My brother Tim also recalls Grandma occasionally playing the piano in her living room on Sunday afternoons. We had that piano in our home in Athens in later years, though none of us learned to play it.

Mostly, though, afternoons in Colbert were spent visiting kinfolk, which, for us kids, was boring — except when we went to see my great-Uncle Leon (Grandma’s twin), whose modern brick home had a small lake, a rope swing in a tree and a fallout shelter that doubled as a storage place for jars of preserves. If my cousin Roma, Leon’s granddaughter, was visiting, we had fun playing outdoors with her. One year, we celebrated brother Jon’s birthday at Grandma’s, and Roma came to the party.

Grandma lived in the tiny Georgia town of Colbert, where the old railway depot served as City Hall until recently. Now, it’s a museum.

My great-Aunt Jess lived also lived in Colbert, on the other side of the highway, and we spent a lot of time there, too. She was a prolific teller of family stories, and also made great coconut cake. I remember that, although she had indoor plumbing, Aunt Jess also had an outhouse out back — a two-seater! (I never quite grasped the concept of two seats side by side in an outhouse, with no partition. I always joked that I guessed they did that so they could continue their conversation.)

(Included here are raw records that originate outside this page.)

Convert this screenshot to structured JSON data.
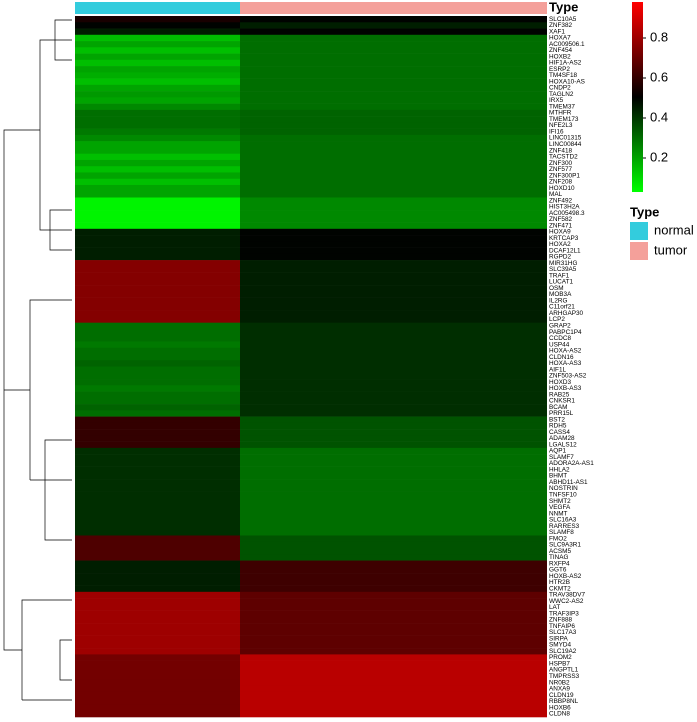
{
  "chart_data": {
    "type": "heatmap",
    "legend_title": "Type",
    "categories": [
      "SLC10A5",
      "ZNF382",
      "XAF1",
      "HOXA7",
      "AC009506.1",
      "ZNF454",
      "HOXB2",
      "HIF1A-AS2",
      "ESRP2",
      "TM4SF18",
      "HOXA10-AS",
      "CNDP2",
      "TAGLN2",
      "IRX5",
      "TMEM37",
      "MTHFR",
      "TMEM173",
      "NFE2L3",
      "IFI16",
      "LINC01315",
      "LINC00844",
      "ZNF418",
      "TACSTD2",
      "ZNF300",
      "ZNF577",
      "ZNF300P1",
      "ZNF208",
      "HOXD10",
      "MAL",
      "ZNF492",
      "HIST3H2A",
      "AC005498.3",
      "ZNF582",
      "ZNF471",
      "HOXA9",
      "KRTCAP3",
      "HOXA2",
      "DCAF12L1",
      "RGPD2",
      "MIR31HG",
      "SLC39A5",
      "TRAF1",
      "LUCAT1",
      "OSM",
      "MOB3A",
      "IL2RG",
      "C11orf21",
      "ARHGAP30",
      "LCP2",
      "GRAP2",
      "PABPC1P4",
      "CCDC8",
      "USP44",
      "HOXA-AS2",
      "CLDN16",
      "HOXA-AS3",
      "AIF1L",
      "ZNF503-AS2",
      "HOXD3",
      "HOXB-AS3",
      "RAB25",
      "CNKSR1",
      "BCAM",
      "PRR15L",
      "BST2",
      "RDH5",
      "CASS4",
      "ADAM28",
      "LGALS12",
      "AQP1",
      "SLAMF7",
      "ADORA2A-AS1",
      "HHLA2",
      "BHMT",
      "ABHD11-AS1",
      "NOSTRIN",
      "TNFSF10",
      "SHMT2",
      "VEGFA",
      "NNMT",
      "SLC16A3",
      "RARRES3",
      "SLAMF8",
      "FMO2",
      "SLC9A3R1",
      "ACSM5",
      "TINAG",
      "RXFP4",
      "GGT6",
      "HOXB-AS2",
      "HTR2B",
      "CKMT2",
      "TRAV38DV7",
      "WWC2-AS2",
      "LAT",
      "TRAF3IP3",
      "ZNF888",
      "TNFAIP6",
      "SLC17A3",
      "SIRPA",
      "SMYD4",
      "SLC19A2",
      "PROM2",
      "HSPB7",
      "ANGPTL1",
      "TMPRSS3",
      "NR0B2",
      "ANXA9",
      "CLDN19",
      "RBBP8NL",
      "HOXB6",
      "CLDN8"
    ],
    "series": [
      {
        "name": "normal",
        "color": "#33CCDD",
        "values": [
          0.55,
          0.5,
          0.45,
          0.15,
          0.2,
          0.15,
          0.2,
          0.15,
          0.2,
          0.18,
          0.15,
          0.2,
          0.22,
          0.2,
          0.25,
          0.3,
          0.3,
          0.3,
          0.28,
          0.25,
          0.2,
          0.2,
          0.15,
          0.2,
          0.15,
          0.2,
          0.15,
          0.2,
          0.2,
          0.05,
          0.05,
          0.05,
          0.05,
          0.05,
          0.45,
          0.45,
          0.45,
          0.45,
          0.45,
          0.75,
          0.75,
          0.75,
          0.75,
          0.75,
          0.75,
          0.75,
          0.75,
          0.75,
          0.75,
          0.3,
          0.3,
          0.3,
          0.28,
          0.3,
          0.3,
          0.32,
          0.3,
          0.3,
          0.3,
          0.28,
          0.3,
          0.3,
          0.32,
          0.3,
          0.6,
          0.6,
          0.6,
          0.6,
          0.6,
          0.42,
          0.42,
          0.42,
          0.42,
          0.42,
          0.42,
          0.42,
          0.42,
          0.42,
          0.42,
          0.42,
          0.42,
          0.42,
          0.42,
          0.65,
          0.65,
          0.65,
          0.65,
          0.45,
          0.45,
          0.45,
          0.45,
          0.45,
          0.8,
          0.8,
          0.8,
          0.8,
          0.8,
          0.8,
          0.8,
          0.8,
          0.8,
          0.8,
          0.72,
          0.72,
          0.72,
          0.72,
          0.72,
          0.72,
          0.72,
          0.72,
          0.72,
          0.72
        ]
      },
      {
        "name": "tumor",
        "color": "#F4A09A",
        "values": [
          0.5,
          0.45,
          0.5,
          0.3,
          0.3,
          0.3,
          0.3,
          0.3,
          0.3,
          0.3,
          0.3,
          0.3,
          0.3,
          0.3,
          0.3,
          0.32,
          0.32,
          0.32,
          0.32,
          0.3,
          0.3,
          0.3,
          0.3,
          0.3,
          0.3,
          0.3,
          0.3,
          0.3,
          0.3,
          0.25,
          0.25,
          0.25,
          0.25,
          0.25,
          0.5,
          0.5,
          0.5,
          0.5,
          0.5,
          0.45,
          0.45,
          0.45,
          0.45,
          0.45,
          0.45,
          0.45,
          0.45,
          0.45,
          0.45,
          0.42,
          0.42,
          0.42,
          0.42,
          0.42,
          0.42,
          0.42,
          0.42,
          0.42,
          0.42,
          0.42,
          0.42,
          0.42,
          0.42,
          0.42,
          0.35,
          0.35,
          0.35,
          0.35,
          0.35,
          0.3,
          0.3,
          0.3,
          0.3,
          0.3,
          0.3,
          0.3,
          0.3,
          0.3,
          0.3,
          0.3,
          0.3,
          0.3,
          0.3,
          0.35,
          0.35,
          0.35,
          0.35,
          0.62,
          0.62,
          0.62,
          0.62,
          0.62,
          0.68,
          0.68,
          0.68,
          0.68,
          0.68,
          0.68,
          0.68,
          0.68,
          0.68,
          0.68,
          0.85,
          0.85,
          0.85,
          0.85,
          0.85,
          0.85,
          0.85,
          0.85,
          0.85,
          0.85
        ]
      }
    ],
    "colorbar": {
      "lim": [
        0.03,
        0.98
      ],
      "ticks": [
        0.2,
        0.4,
        0.6,
        0.8
      ],
      "colors": [
        "#00ff00",
        "#000000",
        "#ff0000"
      ]
    }
  }
}
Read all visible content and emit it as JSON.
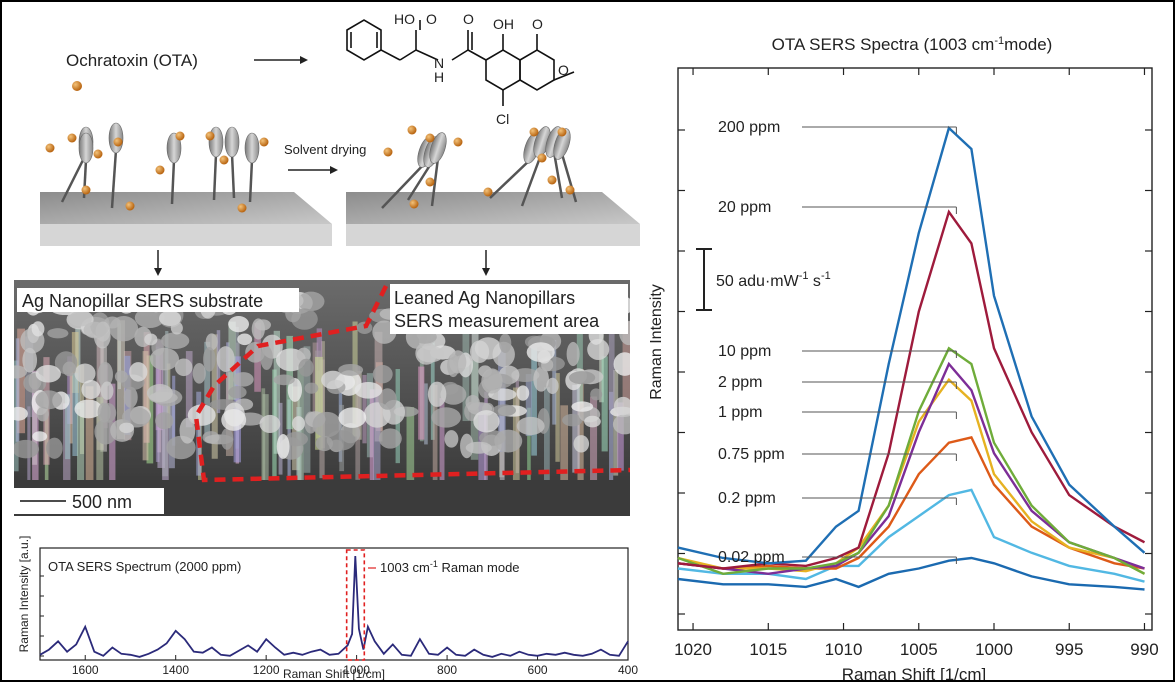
{
  "schematic": {
    "ota_label": "Ochratoxin (OTA)",
    "molecule_labels": [
      "HO",
      "O",
      "N",
      "H",
      "O",
      "OH",
      "O",
      "O",
      "Cl"
    ],
    "solvent_label": "Solvent drying"
  },
  "sem": {
    "left_label": "Ag Nanopillar SERS substrate",
    "right_label_line1": "Leaned Ag Nanopillars",
    "right_label_line2": "SERS measurement area",
    "scale_label": "500 nm"
  },
  "colors": {
    "bead": "#d4801d",
    "pillar": "#9a9a9a",
    "dashed": "#e02020",
    "small_spectrum": "#2b2a7a"
  },
  "chart_data": [
    {
      "type": "line",
      "title": "OTA SERS Spectrum (2000 ppm)",
      "xlabel": "Raman Shift [1/cm]",
      "ylabel": "Raman Intensity [a.u.]",
      "annotation": "1003 cm-1 Raman mode",
      "xlim": [
        1700,
        400
      ],
      "x_reversed": true,
      "ylim": [
        0,
        1
      ],
      "xticks": [
        1600,
        1400,
        1200,
        1000,
        800,
        600,
        400
      ],
      "x": [
        1700,
        1680,
        1660,
        1640,
        1620,
        1600,
        1580,
        1560,
        1540,
        1520,
        1500,
        1480,
        1460,
        1440,
        1420,
        1400,
        1380,
        1360,
        1340,
        1320,
        1300,
        1280,
        1260,
        1240,
        1220,
        1200,
        1180,
        1160,
        1140,
        1120,
        1100,
        1080,
        1060,
        1040,
        1030,
        1020,
        1010,
        1003,
        995,
        985,
        975,
        960,
        940,
        920,
        900,
        880,
        860,
        840,
        820,
        800,
        780,
        760,
        740,
        720,
        700,
        680,
        660,
        640,
        620,
        600,
        580,
        560,
        540,
        520,
        500,
        480,
        460,
        440,
        420,
        400
      ],
      "y": [
        0.05,
        0.1,
        0.18,
        0.08,
        0.15,
        0.32,
        0.08,
        0.04,
        0.12,
        0.06,
        0.05,
        0.03,
        0.06,
        0.1,
        0.16,
        0.28,
        0.2,
        0.08,
        0.07,
        0.12,
        0.05,
        0.04,
        0.09,
        0.14,
        0.08,
        0.2,
        0.12,
        0.05,
        0.07,
        0.05,
        0.08,
        0.1,
        0.05,
        0.06,
        0.1,
        0.14,
        0.25,
        1.0,
        0.3,
        0.1,
        0.32,
        0.18,
        0.06,
        0.15,
        0.05,
        0.04,
        0.2,
        0.06,
        0.05,
        0.12,
        0.05,
        0.04,
        0.1,
        0.05,
        0.03,
        0.06,
        0.04,
        0.08,
        0.05,
        0.04,
        0.06,
        0.05,
        0.07,
        0.05,
        0.04,
        0.06,
        0.1,
        0.05,
        0.04,
        0.18
      ]
    },
    {
      "type": "line",
      "title": "OTA SERS Spectra (1003 cm-1mode)",
      "xlabel": "Raman Shift [1/cm]",
      "ylabel": "Raman Intensity",
      "scale_bar": "50 adu·mW-1 s-1",
      "xlim": [
        1021,
        989.5
      ],
      "x_reversed": true,
      "ylim": [
        0,
        100
      ],
      "xticks": [
        1020,
        1015,
        1010,
        1005,
        1000,
        995,
        990
      ],
      "x": [
        1021,
        1018,
        1015,
        1012.5,
        1010.5,
        1009,
        1007,
        1005,
        1003,
        1001.5,
        1000,
        997.5,
        995,
        992,
        990
      ],
      "series": [
        {
          "name": "200 ppm",
          "color": "#1f6fb4",
          "values": [
            10,
            8,
            7,
            7.5,
            14,
            17,
            45,
            70,
            90,
            86,
            58,
            35,
            22,
            14,
            9
          ]
        },
        {
          "name": "20 ppm",
          "color": "#9e1b3c",
          "values": [
            7,
            6,
            7,
            6.5,
            8,
            10,
            28,
            55,
            74,
            68,
            48,
            32,
            20,
            14,
            11
          ]
        },
        {
          "name": "10 ppm",
          "color": "#6fac3a",
          "values": [
            8,
            5,
            6,
            6,
            7,
            9,
            18,
            36,
            48,
            45,
            30,
            18,
            11,
            8,
            5
          ]
        },
        {
          "name": "2 ppm",
          "color": "#7d2e97",
          "values": [
            7,
            6,
            5,
            6,
            6.5,
            9,
            16,
            32,
            45,
            40,
            28,
            17,
            11,
            8,
            6
          ]
        },
        {
          "name": "1 ppm",
          "color": "#e6b222",
          "values": [
            8,
            6,
            6,
            5.5,
            7,
            10,
            18,
            34,
            42,
            38,
            24,
            15,
            10,
            8,
            5
          ]
        },
        {
          "name": "0.75 ppm",
          "color": "#dd5a18",
          "values": [
            7,
            6,
            6.5,
            6,
            6,
            8,
            14,
            24,
            30,
            31,
            22,
            14,
            10,
            7,
            6
          ]
        },
        {
          "name": "0.2 ppm",
          "color": "#52b8e3",
          "values": [
            6,
            5,
            5,
            4,
            6.5,
            6.5,
            12,
            16,
            20,
            21,
            12,
            9,
            6.5,
            5,
            3.5
          ]
        },
        {
          "name": "0.02 ppm",
          "color": "#1b6ab0",
          "values": [
            4,
            3,
            3,
            2.5,
            4,
            2.5,
            5,
            6,
            7.5,
            8,
            7,
            4.5,
            3,
            2.5,
            2
          ]
        }
      ]
    }
  ]
}
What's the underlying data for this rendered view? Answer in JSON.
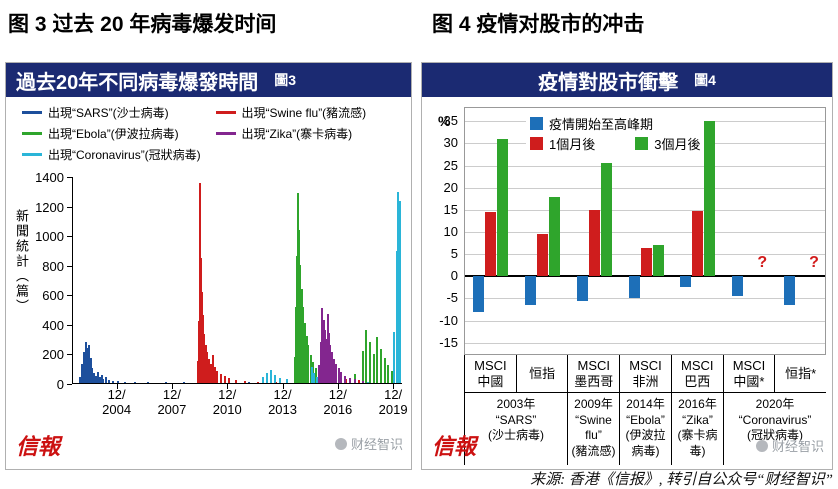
{
  "headings": {
    "fig3": "图 3 过去 20 年病毒爆发时间",
    "fig4": "图 4 疫情对股市的冲击"
  },
  "caption": "来源: 香港《信报》, 转引自公众号“财经智识”",
  "logo": "信報",
  "watermark": "财经智识",
  "chart_data": [
    {
      "type": "line",
      "title": "過去20年不同病毒爆發時間",
      "tag": "圖3",
      "ylabel": "新聞統計（篇）",
      "ylim": [
        0,
        1400
      ],
      "yticks": [
        0,
        200,
        400,
        600,
        800,
        1000,
        1200,
        1400
      ],
      "xlim": [
        2002.5,
        2020.4
      ],
      "xticks": [
        {
          "x": 2004.92,
          "top": "12/",
          "bottom": "2004"
        },
        {
          "x": 2007.92,
          "top": "12/",
          "bottom": "2007"
        },
        {
          "x": 2010.92,
          "top": "12/",
          "bottom": "2010"
        },
        {
          "x": 2013.92,
          "top": "12/",
          "bottom": "2013"
        },
        {
          "x": 2016.92,
          "top": "12/",
          "bottom": "2016"
        },
        {
          "x": 2019.92,
          "top": "12/",
          "bottom": "2019"
        }
      ],
      "series": [
        {
          "id": "sars",
          "name": "出現“SARS”(沙士病毒)",
          "color": "#1d4f9c",
          "points": [
            [
              2002.85,
              40
            ],
            [
              2002.95,
              130
            ],
            [
              2003.05,
              210
            ],
            [
              2003.15,
              280
            ],
            [
              2003.2,
              240
            ],
            [
              2003.3,
              260
            ],
            [
              2003.4,
              170
            ],
            [
              2003.5,
              100
            ],
            [
              2003.6,
              65
            ],
            [
              2003.7,
              45
            ],
            [
              2003.8,
              75
            ],
            [
              2003.9,
              40
            ],
            [
              2004.0,
              55
            ],
            [
              2004.1,
              30
            ],
            [
              2004.25,
              40
            ],
            [
              2004.4,
              22
            ],
            [
              2004.6,
              15
            ],
            [
              2004.9,
              12
            ],
            [
              2005.3,
              10
            ],
            [
              2005.8,
              8
            ],
            [
              2006.5,
              6
            ],
            [
              2007.5,
              5
            ],
            [
              2008.5,
              5
            ],
            [
              2009.5,
              8
            ],
            [
              2010.5,
              5
            ],
            [
              2012.0,
              4
            ],
            [
              2013.5,
              4
            ],
            [
              2015.0,
              5
            ],
            [
              2017.0,
              4
            ],
            [
              2019.0,
              4
            ]
          ]
        },
        {
          "id": "swine-flu",
          "name": "出現“Swine flu”(豬流感)",
          "color": "#cf1d1d",
          "points": [
            [
              2009.25,
              150
            ],
            [
              2009.32,
              420
            ],
            [
              2009.36,
              1360
            ],
            [
              2009.42,
              850
            ],
            [
              2009.48,
              620
            ],
            [
              2009.54,
              460
            ],
            [
              2009.6,
              330
            ],
            [
              2009.68,
              260
            ],
            [
              2009.76,
              210
            ],
            [
              2009.85,
              160
            ],
            [
              2009.95,
              130
            ],
            [
              2010.05,
              190
            ],
            [
              2010.15,
              110
            ],
            [
              2010.3,
              85
            ],
            [
              2010.5,
              60
            ],
            [
              2010.7,
              45
            ],
            [
              2010.95,
              35
            ],
            [
              2011.3,
              22
            ],
            [
              2011.8,
              15
            ],
            [
              2012.5,
              10
            ],
            [
              2013.5,
              8
            ],
            [
              2014.5,
              7
            ],
            [
              2015.5,
              8
            ],
            [
              2016.5,
              10
            ],
            [
              2017.3,
              25
            ],
            [
              2018.0,
              18
            ],
            [
              2019.0,
              12
            ]
          ]
        },
        {
          "id": "ebola",
          "name": "出現“Ebola”(伊波拉病毒)",
          "color": "#2fa52c",
          "points": [
            [
              2014.5,
              180
            ],
            [
              2014.58,
              520
            ],
            [
              2014.64,
              860
            ],
            [
              2014.7,
              1290
            ],
            [
              2014.76,
              1040
            ],
            [
              2014.82,
              800
            ],
            [
              2014.88,
              640
            ],
            [
              2014.95,
              520
            ],
            [
              2015.05,
              410
            ],
            [
              2015.15,
              320
            ],
            [
              2015.25,
              260
            ],
            [
              2015.38,
              190
            ],
            [
              2015.5,
              140
            ],
            [
              2015.65,
              100
            ],
            [
              2015.85,
              70
            ],
            [
              2016.1,
              45
            ],
            [
              2016.5,
              30
            ],
            [
              2017.0,
              20
            ],
            [
              2017.8,
              60
            ],
            [
              2018.2,
              220
            ],
            [
              2018.4,
              360
            ],
            [
              2018.6,
              280
            ],
            [
              2018.8,
              200
            ],
            [
              2019.0,
              310
            ],
            [
              2019.2,
              230
            ],
            [
              2019.4,
              170
            ],
            [
              2019.6,
              120
            ],
            [
              2019.8,
              80
            ]
          ]
        },
        {
          "id": "zika",
          "name": "出現“Zika”(寨卡病毒)",
          "color": "#83268f",
          "points": [
            [
              2015.85,
              120
            ],
            [
              2015.95,
              280
            ],
            [
              2016.02,
              510
            ],
            [
              2016.08,
              430
            ],
            [
              2016.15,
              360
            ],
            [
              2016.22,
              300
            ],
            [
              2016.3,
              470
            ],
            [
              2016.38,
              340
            ],
            [
              2016.45,
              260
            ],
            [
              2016.55,
              210
            ],
            [
              2016.65,
              160
            ],
            [
              2016.78,
              130
            ],
            [
              2016.9,
              100
            ],
            [
              2017.05,
              75
            ],
            [
              2017.25,
              50
            ],
            [
              2017.5,
              35
            ],
            [
              2017.8,
              25
            ],
            [
              2018.2,
              15
            ]
          ]
        },
        {
          "id": "coronavirus",
          "name": "出現“Coronavirus”(冠狀病毒)",
          "color": "#2ab5d8",
          "points": [
            [
              2012.8,
              40
            ],
            [
              2013.0,
              70
            ],
            [
              2013.2,
              90
            ],
            [
              2013.45,
              55
            ],
            [
              2013.7,
              35
            ],
            [
              2014.1,
              25
            ],
            [
              2015.45,
              110
            ],
            [
              2015.55,
              65
            ],
            [
              2015.7,
              40
            ],
            [
              2018.5,
              10
            ],
            [
              2019.9,
              350
            ],
            [
              2020.05,
              900
            ],
            [
              2020.15,
              1300
            ],
            [
              2020.25,
              1240
            ]
          ]
        }
      ]
    },
    {
      "type": "bar",
      "title": "疫情對股市衝擊",
      "tag": "圖4",
      "ylabel": "%",
      "ylim": [
        -15,
        35
      ],
      "yticks": [
        -15,
        -10,
        -5,
        0,
        5,
        10,
        15,
        20,
        25,
        30,
        35
      ],
      "categories": [
        "MSCI中國",
        "恒指",
        "MSCI墨西哥",
        "MSCI非洲",
        "MSCI巴西",
        "MSCI中國*",
        "恒指*"
      ],
      "group_labels": [
        [
          "MSCI",
          "中國"
        ],
        [
          "恒指"
        ],
        [
          "MSCI",
          "墨西哥"
        ],
        [
          "MSCI",
          "非洲"
        ],
        [
          "MSCI",
          "巴西"
        ],
        [
          "MSCI",
          "中國*"
        ],
        [
          "恒指*"
        ]
      ],
      "legend": [
        {
          "id": "peak-period",
          "name": "疫情開始至高峰期",
          "color": "#1d6fb8"
        },
        {
          "id": "one-month-later",
          "name": "1個月後",
          "color": "#cf1d1d"
        },
        {
          "id": "three-months-later",
          "name": "3個月後",
          "color": "#2fa52c"
        }
      ],
      "series": [
        {
          "id": "peak-period",
          "name": "疫情開始至高峰期",
          "color": "#1d6fb8",
          "values": [
            -8,
            -6.5,
            -5.5,
            -5,
            -2.5,
            -4.5,
            -6.5
          ]
        },
        {
          "id": "one-month-later",
          "name": "1個月後",
          "color": "#cf1d1d",
          "values": [
            14.5,
            9.5,
            15,
            6.5,
            14.8,
            null,
            null
          ]
        },
        {
          "id": "three-months-later",
          "name": "3個月後",
          "color": "#2fa52c",
          "values": [
            31,
            18,
            25.5,
            7,
            35,
            null,
            null
          ]
        }
      ],
      "unknown_marker": "?",
      "unknown_groups": [
        5,
        6
      ],
      "events": [
        {
          "span": 2,
          "lines": [
            "2003年",
            "“SARS”",
            "(沙士病毒)"
          ]
        },
        {
          "span": 1,
          "lines": [
            "2009年",
            "“Swine flu”",
            "(豬流感)"
          ]
        },
        {
          "span": 1,
          "lines": [
            "2014年",
            "“Ebola”",
            "(伊波拉病毒)"
          ]
        },
        {
          "span": 1,
          "lines": [
            "2016年",
            "“Zika”",
            "(寨卡病毒)"
          ]
        },
        {
          "span": 2,
          "lines": [
            "2020年",
            "“Coronavirus”",
            "(冠狀病毒)"
          ]
        }
      ]
    }
  ]
}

When I was very little, we visited my grandmother’s father, Grandpa Kincaid. My mother would take him some of her pound cake, because he loved it. After he died, his widow, Miss Fannie (Grandma’s stepmother), sometimes joined us on Sundays.

Jonathan and me are seen in 1960 with Grandma in her front yard in Colbert.

Frequently, we drove farther out in the country to see Dad’s Uncle Sherm and Aunt Gussie, who lived on a small farm with smelly pigs and an old Ford (a Model A or Model T, I’m not sure which) sitting in the shed.

Once, when Uncle Sherm pulled something that looked like a candy bar out of his pocket and cut himself off a hunk, I asked if I could have a piece, which set him and my Dad to laughing. “I don’t think you want a chaw, boy,” Uncle Sherm said. (My cousin Sharon recalls with horror that both Sherm and Gussie dipped, and spat into old coffee cans.)

Eventually, though, my brothers and I would want to go “back to Colbert,” which, to us, was Grandma’s house.

After supper, which frequently was a banana sandwich on white loaf bread, if we didn’t have some of the leftover fried chicken, we’d lobby not to leave on the “long” drive back to Athens until after the Sunday evening Disney program, because Grandma had one of the earliest color TVs, and we only had a black-and-white at home.

Yes, in many ways, visiting Colbert for Sunday dinner was like a trip into the past, but when it came to television, Grandma was cutting-edge!